BD playback is impressive. The resolution is more than acceptable , although the first time you will have to select the 1080p resolution from the menu. (The program does not seek the optimal resolution.) Videophiles should be warned that the BD590 tends to clip whites in Standard mode, but unless you’re a real stickler, that may not influence your buying decision on a unit that you can probably get for under $300 street.
Like most Blu-ray players, the BD590 offers onboard decoding for high-resolution Dolby and DTS formats. The sound quality–or more accurately the sound transference to an amplifier–is excellent. Not only does it perform well in transferring 5.1 surround sound to your audio system, it also does a decent job reproducing low quality sound, such as that produced by most YouTube videos. For example, you can hear every quaint pop and crackle from old renditions, such as Cab Calloway’s "St. James Infirmary Blues" (1933) from the Betty Boop cartoon "Snow White." It plays the most popular audio formats, like CD, CD-R, and CD R/W.
However, if you want to play SACD and DVD-Audio discs, look elsewhere. They’re not supported. As Bobby would say, "ain’t that a bitch!" This means you’ll have to keep your old unit around on the rack for playing these format. Welcome to "cutting edge technology."
Speaking of networking: the LG BD590 is a mixture of wow-neato! and what-were-they-thinking? The internet services list is impressive, a mixture of paid and free: Netflix, Vudu, CinemaNow for a fee; YouTube, Pandora, Picasa, and AccuWeather for free. While keyboards and mice exist for players like the BD590, they don’t come with the product. To perform a search on YouTube, for example, you must painstakingly click out each letter using a virtual keyboard. Happily, the respective interfaces remember login sequences from session to session.
You can use the HomeLink feature to load movie files and pictures that are on your networked PCs. It won’t recognize DVD files on your PC, however. Nor will it have anything to do with AVI files, a format still preferred by some digital camera video models.

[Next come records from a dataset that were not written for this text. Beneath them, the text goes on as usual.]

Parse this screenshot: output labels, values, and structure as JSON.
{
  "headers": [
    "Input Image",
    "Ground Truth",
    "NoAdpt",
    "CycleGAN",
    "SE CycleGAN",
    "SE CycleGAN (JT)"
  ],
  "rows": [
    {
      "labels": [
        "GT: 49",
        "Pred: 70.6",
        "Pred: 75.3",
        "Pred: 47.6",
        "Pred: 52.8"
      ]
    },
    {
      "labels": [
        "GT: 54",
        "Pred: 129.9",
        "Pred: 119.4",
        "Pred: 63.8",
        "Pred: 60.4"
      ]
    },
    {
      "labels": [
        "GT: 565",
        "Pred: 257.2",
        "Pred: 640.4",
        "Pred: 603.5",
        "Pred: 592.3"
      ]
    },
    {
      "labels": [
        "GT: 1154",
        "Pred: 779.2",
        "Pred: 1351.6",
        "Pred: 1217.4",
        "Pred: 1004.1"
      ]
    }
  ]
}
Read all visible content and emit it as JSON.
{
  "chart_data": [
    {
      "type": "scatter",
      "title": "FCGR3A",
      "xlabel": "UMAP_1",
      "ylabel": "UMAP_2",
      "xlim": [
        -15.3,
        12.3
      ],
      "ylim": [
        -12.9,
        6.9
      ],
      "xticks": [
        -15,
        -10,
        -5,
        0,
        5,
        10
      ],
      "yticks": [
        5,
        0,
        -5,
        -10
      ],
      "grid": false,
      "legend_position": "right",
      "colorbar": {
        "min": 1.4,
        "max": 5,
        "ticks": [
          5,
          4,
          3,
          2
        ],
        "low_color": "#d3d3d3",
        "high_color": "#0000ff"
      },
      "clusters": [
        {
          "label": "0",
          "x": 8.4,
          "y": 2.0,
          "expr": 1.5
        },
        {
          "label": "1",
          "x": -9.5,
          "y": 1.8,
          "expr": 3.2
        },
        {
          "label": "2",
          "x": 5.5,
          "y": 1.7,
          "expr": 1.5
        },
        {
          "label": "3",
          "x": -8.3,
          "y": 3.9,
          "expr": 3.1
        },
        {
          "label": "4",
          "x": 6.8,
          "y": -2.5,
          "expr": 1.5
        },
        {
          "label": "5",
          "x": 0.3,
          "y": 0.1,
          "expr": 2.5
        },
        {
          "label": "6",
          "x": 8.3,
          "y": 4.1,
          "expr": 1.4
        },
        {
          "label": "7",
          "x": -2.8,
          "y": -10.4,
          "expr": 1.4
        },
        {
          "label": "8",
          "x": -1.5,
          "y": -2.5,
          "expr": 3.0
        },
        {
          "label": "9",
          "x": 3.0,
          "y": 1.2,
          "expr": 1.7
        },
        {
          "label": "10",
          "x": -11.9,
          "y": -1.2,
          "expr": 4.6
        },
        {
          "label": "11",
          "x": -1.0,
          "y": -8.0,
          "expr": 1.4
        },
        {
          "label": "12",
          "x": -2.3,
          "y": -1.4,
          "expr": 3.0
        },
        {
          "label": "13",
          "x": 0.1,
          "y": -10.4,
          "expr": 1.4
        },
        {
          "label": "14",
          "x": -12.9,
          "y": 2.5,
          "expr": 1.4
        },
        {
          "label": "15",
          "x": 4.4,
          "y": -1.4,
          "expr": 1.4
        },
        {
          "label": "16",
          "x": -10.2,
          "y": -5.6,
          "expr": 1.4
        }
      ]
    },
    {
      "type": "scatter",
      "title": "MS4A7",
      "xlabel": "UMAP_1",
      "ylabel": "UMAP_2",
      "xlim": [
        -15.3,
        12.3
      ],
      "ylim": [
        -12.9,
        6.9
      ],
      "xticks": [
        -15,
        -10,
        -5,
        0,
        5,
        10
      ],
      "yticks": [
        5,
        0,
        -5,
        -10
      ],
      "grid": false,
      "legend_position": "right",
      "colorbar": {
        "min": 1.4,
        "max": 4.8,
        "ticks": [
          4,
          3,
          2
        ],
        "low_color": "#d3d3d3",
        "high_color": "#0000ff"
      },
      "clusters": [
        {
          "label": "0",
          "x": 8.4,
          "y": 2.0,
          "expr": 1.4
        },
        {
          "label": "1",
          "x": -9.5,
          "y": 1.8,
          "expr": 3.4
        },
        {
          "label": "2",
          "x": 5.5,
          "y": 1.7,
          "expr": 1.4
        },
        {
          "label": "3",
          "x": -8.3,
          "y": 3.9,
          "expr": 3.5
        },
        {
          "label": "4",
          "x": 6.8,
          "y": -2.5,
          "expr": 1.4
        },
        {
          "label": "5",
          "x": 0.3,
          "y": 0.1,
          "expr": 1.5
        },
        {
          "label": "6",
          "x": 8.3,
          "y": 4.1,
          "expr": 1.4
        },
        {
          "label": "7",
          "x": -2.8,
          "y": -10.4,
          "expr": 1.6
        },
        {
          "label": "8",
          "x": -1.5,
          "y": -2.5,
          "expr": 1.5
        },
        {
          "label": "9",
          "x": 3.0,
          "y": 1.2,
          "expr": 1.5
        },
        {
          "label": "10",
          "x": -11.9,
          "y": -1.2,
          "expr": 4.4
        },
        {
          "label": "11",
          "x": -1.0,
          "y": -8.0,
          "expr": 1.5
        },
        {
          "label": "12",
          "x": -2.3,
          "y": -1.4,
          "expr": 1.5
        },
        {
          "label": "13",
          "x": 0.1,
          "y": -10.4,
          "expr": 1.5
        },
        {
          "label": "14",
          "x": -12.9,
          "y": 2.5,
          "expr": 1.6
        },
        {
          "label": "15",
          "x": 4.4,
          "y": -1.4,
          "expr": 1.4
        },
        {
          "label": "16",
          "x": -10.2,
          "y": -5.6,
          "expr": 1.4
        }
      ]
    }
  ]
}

Most oddly, the network connection goes only one way. You cannot access the 250 GB hard drive, which you may have been using to record your CD collection, from any of your networked PCs. This means that whatever you record is not really yours. If you cannot back up your "CD archive" on a networked PC, then watch out. It belongs to you only until you get rid of the unit or it breaks down. Think of it as "borrowed." So what good is it? Probably just to try out music from other sources and play it until you get tired of it. I don’t know why LG chose to do this, since at least one comparable unit allows hard drive backup. Other users have complained that movies purchased and downloaded from sites like Vudu cannot be played on the player when you are offline. Nor can you save YouTube videos to disc for offline playing.
By the way, the BD590 is also not upgradeable to support 3D Blu-ray playback, in case you’re eager to get on that bandwagon.
Wi-Fi capability is such a new field for media players that manufacturers are still sounding out what customers want. For its welter of features and despite its few interface quirks (such as no memory for removed discs, no subtitles available while fast-forwarding), it is worth the price. But if you feel you don’t need the 250 GB drive, drop down one model and get the BD570, which is basically the same, minus the hard drive and $130 in cost.